Metalhead.jl
Metalhead.jl copied to clipboard
Move MHAttention layer to Flux
@theabhirath @darsnack do you think the multi head attention layer is now general enough we can move it to Flux?
Is NNAttentionLib.matmul simple enough that can be ported without carrying over another library dependance?
If Flux is willing to take on NeuralAttentionlib as a dep, and we would need to rework it to accept more inputs. Currently, it only accepts 3D.
Oh sorry, I posted my comment before the page refreshed with your's. I think all we need to provide is a parallelized version of NNlib.batched_mul for 4D inputs. It could be something that's specific for this layer that calls batched_mul under the hood, since I know there were some concerns about generic 4D implementation when it was brought up.

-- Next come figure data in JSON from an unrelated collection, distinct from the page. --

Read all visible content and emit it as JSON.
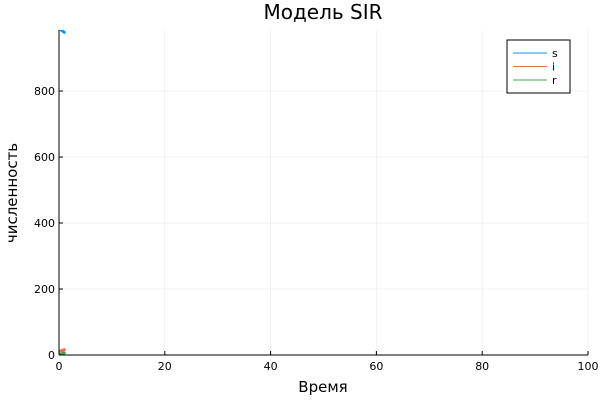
{
  "chart_data": {
    "type": "line",
    "title": "Модель SIR",
    "xlabel": "Время",
    "ylabel": "численность",
    "xlim": [
      0,
      100
    ],
    "ylim": [
      0,
      985
    ],
    "xticks": [
      0,
      20,
      40,
      60,
      80,
      100
    ],
    "yticks": [
      0,
      200,
      400,
      600,
      800
    ],
    "grid": true,
    "legend_position": "top-right",
    "series": [
      {
        "name": "s",
        "color": "#009af9",
        "x": [
          0,
          0.25,
          0.5,
          0.75,
          1.0
        ],
        "y": [
          990,
          987,
          984,
          981,
          978
        ]
      },
      {
        "name": "i",
        "color": "#e26f46",
        "x": [
          0,
          0.25,
          0.5,
          0.75,
          1.0
        ],
        "y": [
          10,
          11.5,
          13,
          14.5,
          16
        ]
      },
      {
        "name": "r",
        "color": "#3da44d",
        "x": [
          0,
          0.25,
          0.5,
          0.75,
          1.0
        ],
        "y": [
          0,
          1.5,
          3,
          4.5,
          6
        ]
      }
    ]
  }
}
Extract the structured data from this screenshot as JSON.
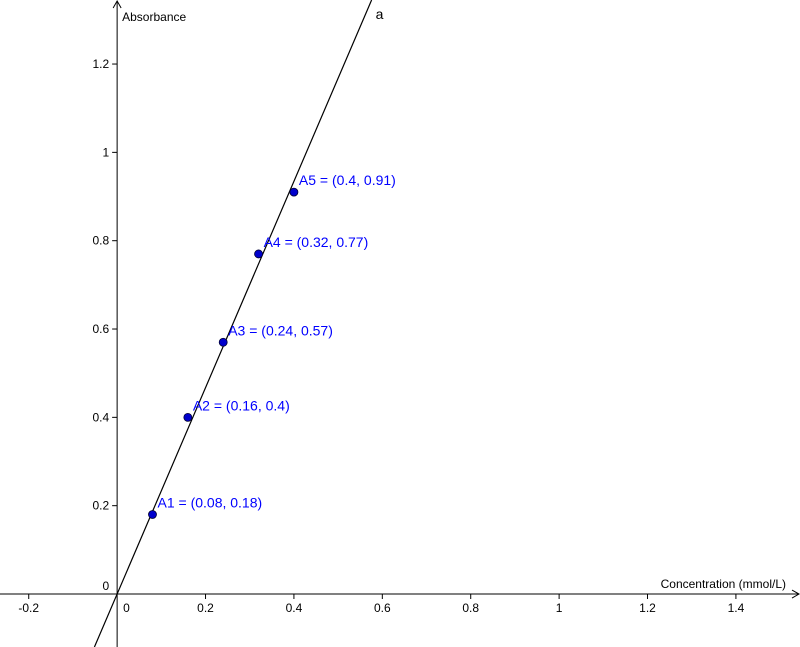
{
  "chart_data": {
    "type": "scatter",
    "xlabel": "Concentration (mmol/L)",
    "ylabel": "Absorbance",
    "xlim": [
      -0.265,
      1.545
    ],
    "ylim": [
      -0.12,
      1.345
    ],
    "x_ticks": [
      -0.2,
      0.2,
      0.4,
      0.6,
      0.8,
      1,
      1.2,
      1.4
    ],
    "x_tick_labels": [
      "-0.2",
      "0.2",
      "0.4",
      "0.6",
      "0.8",
      "1",
      "1.2",
      "1.4"
    ],
    "y_ticks": [
      0.2,
      0.4,
      0.6,
      0.8,
      1,
      1.2
    ],
    "y_tick_labels": [
      "0.2",
      "0.4",
      "0.6",
      "0.8",
      "1",
      "1.2"
    ],
    "origin_x_label": "0",
    "origin_y_label": "0",
    "grid": false,
    "points": [
      {
        "name": "A1",
        "x": 0.08,
        "y": 0.18,
        "label": "A1 = (0.08, 0.18)"
      },
      {
        "name": "A2",
        "x": 0.16,
        "y": 0.4,
        "label": "A2 = (0.16, 0.4)"
      },
      {
        "name": "A3",
        "x": 0.24,
        "y": 0.57,
        "label": "A3 = (0.24, 0.57)"
      },
      {
        "name": "A4",
        "x": 0.32,
        "y": 0.77,
        "label": "A4 = (0.32, 0.77)"
      },
      {
        "name": "A5",
        "x": 0.4,
        "y": 0.91,
        "label": "A5 = (0.4, 0.91)"
      }
    ],
    "fit_line": {
      "name": "a",
      "slope": 2.336,
      "intercept": 0
    },
    "point_color": "#0000cc",
    "label_color": "#0000ff",
    "axis_color": "#000000"
  }
}
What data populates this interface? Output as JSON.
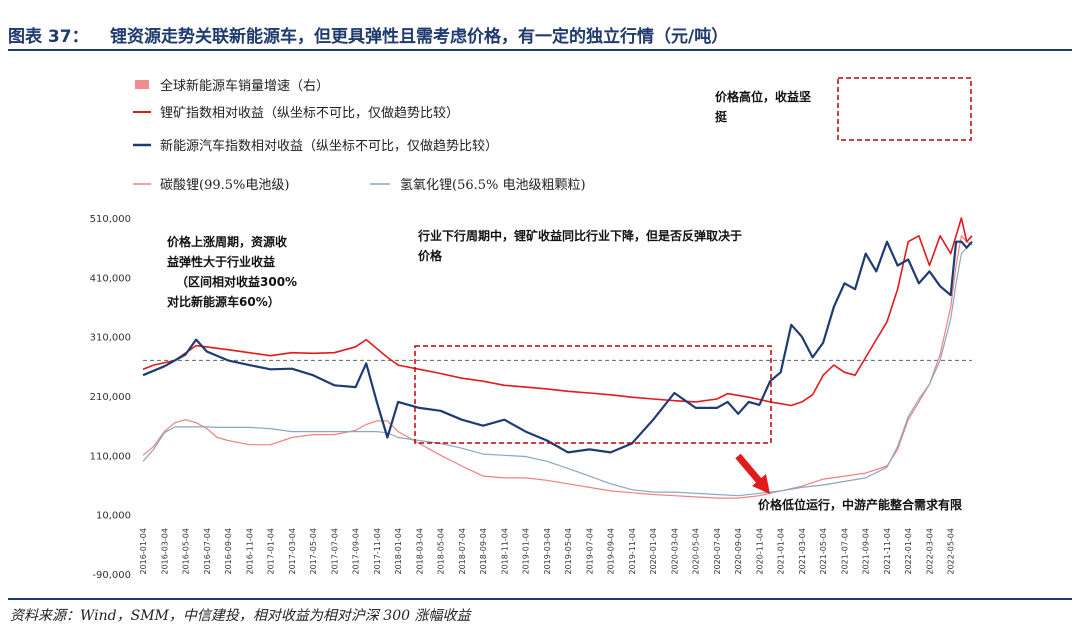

NeuralAttentionlib already works with more than 3D inputs - one of the reasons I used it as a dep was that it would allow that functionality in the future (see https://github.com/FluxML/Metalhead.jl/pull/135#discussion_r827697134). The only concern could probably be that while the GPU path is parallelised (it uses the same CUBLAS functions underneath as NNlib), the CPU path is not (https://github.com/FluxML/Metalhead.jl/pull/135#discussion_r829147436). And NeuralAttentionlib basically already provides a readymade multiheaded self-attention layer. I had thought about a PR but decided against it because vanilla attention is hardly ever used anymore - most attention layers involve some novelty and so have to be written out in a custom manner (A 4D+ version of NNlib.batched_mul wouldn't hurt though, as I brought up in https://github.com/FluxML/NNlib.jl/issues/391)
So you say that the attention layer in pytorch is hardly used in practice? https://pytorch.org/docs/stable/generated/torch.nn.MultiheadAttention.html
I'm not sure what you mean. I'm pretty sure everyone in this thread wants to add the layer to Flux if that's what you're getting at.
So you say that the attention layer in pytorch is hardly used in practice? https://pytorch.org/docs/stable/generated/torch.nn.MultiheadAttention.html
No, this one is used quite often...I meant the layer in the form as it is in Metalhead, which is quite task-specific, as opposed to say the NeuralAttentionlib functions (https://chengchingwen.github.io/NeuralAttentionlib.jl/stable/api/#NeuralAttentionlib.multihead_qkv_attention or https://chengchingwen.github.io/NeuralAttentionlib.jl/stable/api/#NeuralAttentionlib.generic_multihead_qkv_attention, although the PyTorch function certainly exposes a lot more stuff that can be tweaked - something the Flux layer could possibly incorporate)
The only concern could probably be that while the GPU path is parallelised (it uses the same CUBLAS functions underneath as NNlib), the CPU path is not (https://github.com/FluxML/Metalhead.jl/pull/135#discussion_r829147436).
I can adapt the same multithreading approach that batched_mul use if the CPU part is really a concern.
I'm not sure what you mean. I'm pretty sure everyone in this thread wants to add the layer to Flux if that's what you're getting at.
Sorry I misread this remark:
I had thought about a PR but decided against it because vanilla attention is hardly ever used anymore - most attention layers involve some novelty and so have to be written out in a custom manner
Having the new NeuralAttentionLib dependency in Flux should be fine, it seems a well designed and well maintained library. Maybe it contains more than what is strictly needed, so I was hoping we could just consolidate things in NNlib and avoid dispersion. I would be ok with both paths forward.